Jerzy Kosinski’s The Painted Bird (Kosinski, Jerzy)
The Painted Bird, set during World War II, tells the story of a young boy whose ethnicity is unclear but whose swarthy color and dark hair makes him a potential target for the Nazis. His parents send him to live with a sort of foster mother, but the woman dies and the boy flees, moving from village to village and from one violent situation to another. He is beaten, nearly killed several times, turned over to the Germans twice, witnesses several murders and rapes, and becomes a sort of sponge who absorbs – or just accepts – whatever he’s told about life, or the way the world works.

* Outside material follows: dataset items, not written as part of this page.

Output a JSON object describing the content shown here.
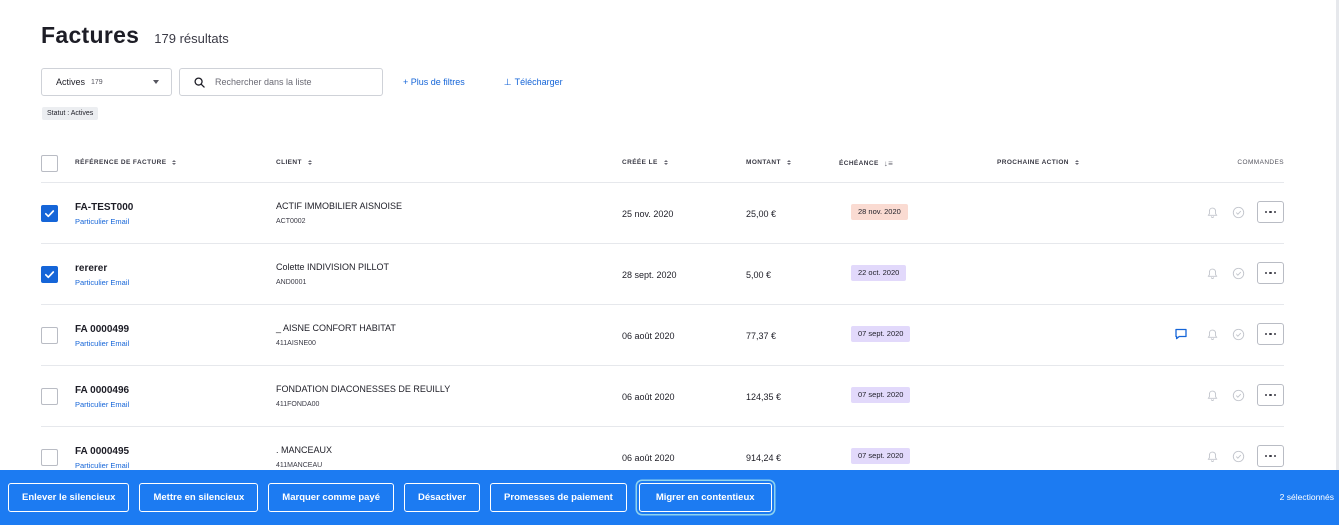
{
  "header": {
    "title": "Factures",
    "result_count": "179 résultats"
  },
  "toolbar": {
    "status_select": {
      "value": "Actives",
      "count": "179"
    },
    "search": {
      "placeholder": "Rechercher dans la liste",
      "value": ""
    },
    "more_filters": "+ Plus de filtres",
    "download": "Télécharger"
  },
  "active_filter_chip": "Statut : Actives",
  "table": {
    "columns": {
      "reference": "Référence de facture",
      "client": "Client",
      "created": "Créée le",
      "amount": "Montant",
      "due": "Échéance",
      "next_action": "Prochaine action",
      "commands": "Commandes"
    },
    "rows": [
      {
        "checked": true,
        "ref": "FA-TEST000",
        "ref_type": "Particulier Email",
        "client": "ACTIF IMMOBILIER AISNOISE",
        "client_code": "ACT0002",
        "created": "25 nov. 2020",
        "amount": "25,00 €",
        "due": "28 nov. 2020",
        "due_status": "late",
        "has_comment": false
      },
      {
        "checked": true,
        "ref": "rererer",
        "ref_type": "Particulier Email",
        "client": "Colette INDIVISION PILLOT",
        "client_code": "AND0001",
        "created": "28 sept. 2020",
        "amount": "5,00 €",
        "due": "22 oct. 2020",
        "due_status": "upcoming",
        "has_comment": false
      },
      {
        "checked": false,
        "ref": "FA 0000499",
        "ref_type": "Particulier Email",
        "client": "_ AISNE CONFORT HABITAT",
        "client_code": "411AISNE00",
        "created": "06 août 2020",
        "amount": "77,37 €",
        "due": "07 sept. 2020",
        "due_status": "upcoming",
        "has_comment": true
      },
      {
        "checked": false,
        "ref": "FA 0000496",
        "ref_type": "Particulier Email",
        "client": "FONDATION DIACONESSES DE REUILLY",
        "client_code": "411FONDA00",
        "created": "06 août 2020",
        "amount": "124,35 €",
        "due": "07 sept. 2020",
        "due_status": "upcoming",
        "has_comment": false
      },
      {
        "checked": false,
        "ref": "FA 0000495",
        "ref_type": "Particulier Email",
        "client": ". MANCEAUX",
        "client_code": "411MANCEAU",
        "created": "06 août 2020",
        "amount": "914,24 €",
        "due": "07 sept. 2020",
        "due_status": "upcoming",
        "has_comment": false
      }
    ]
  },
  "bulk_actions": {
    "unmute": "Enlever le silencieux",
    "mute": "Mettre en silencieux",
    "mark_paid": "Marquer comme payé",
    "deactivate": "Désactiver",
    "payment_promises": "Promesses de paiement",
    "migrate_litigation": "Migrer en contentieux",
    "selected_count": "2 sélectionnés"
  },
  "colors": {
    "accent": "#1565d8",
    "bottom_bar": "#1c7bf2",
    "due_late_bg": "#fadbd2",
    "due_upcoming_bg": "#e2d9fb"
  }
}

He is almost dispassionate about his suffering; the language of the novel occasionally shows fear when he’s near death, but is otherwise an almost stylistic monotone, reciting the horrors he sees in the way Melville described whales in Moby Dick.
The book reminded me, more than anything else, of The Road (Oprah’s Book Club)
The primary difference, of course, is in tone. I had a hard time getting to the father-son love story at the heart of The Road because the setting is so bleak. Now, looking back on McCarthy’s book after reading Kosinski’s, it’s much clearer, because Kosinski’s book is completely devoid of love, or much of any feeling at all, other than occasional dread. McCarthy’s book is telling a story; Kosinski’s book feels more like a protest – he wants you to be outraged – but also as a catharsis for the author, whether the experiences were his or just those of people he knew.
I make that last point because there’s apparently a controversy about Kosinski’s work, including whether his work is original and whether he lied about his experiences during World War II. The edition I have is old, from 1976, and predates the plagiarism claims, but he does make it pretty clear that he is not claiming that the work is autobiographical and is dismayed by critics who wish to turn the novel into a work of autobiographical fiction. Neither controversy is mentioned in his entry in Encyclopedia Britannica (although it does claim the novel is a fictionalized account of his experiences during the war) or in TIME‘s capsule on the book from the TIME 100 posting.
Bottom line: I don’t think The Painted Bird is a bad book, but I would in no way recommend it. But after reading it, I appreciate The Road, despite its oppressively bleak setting, a good bit more.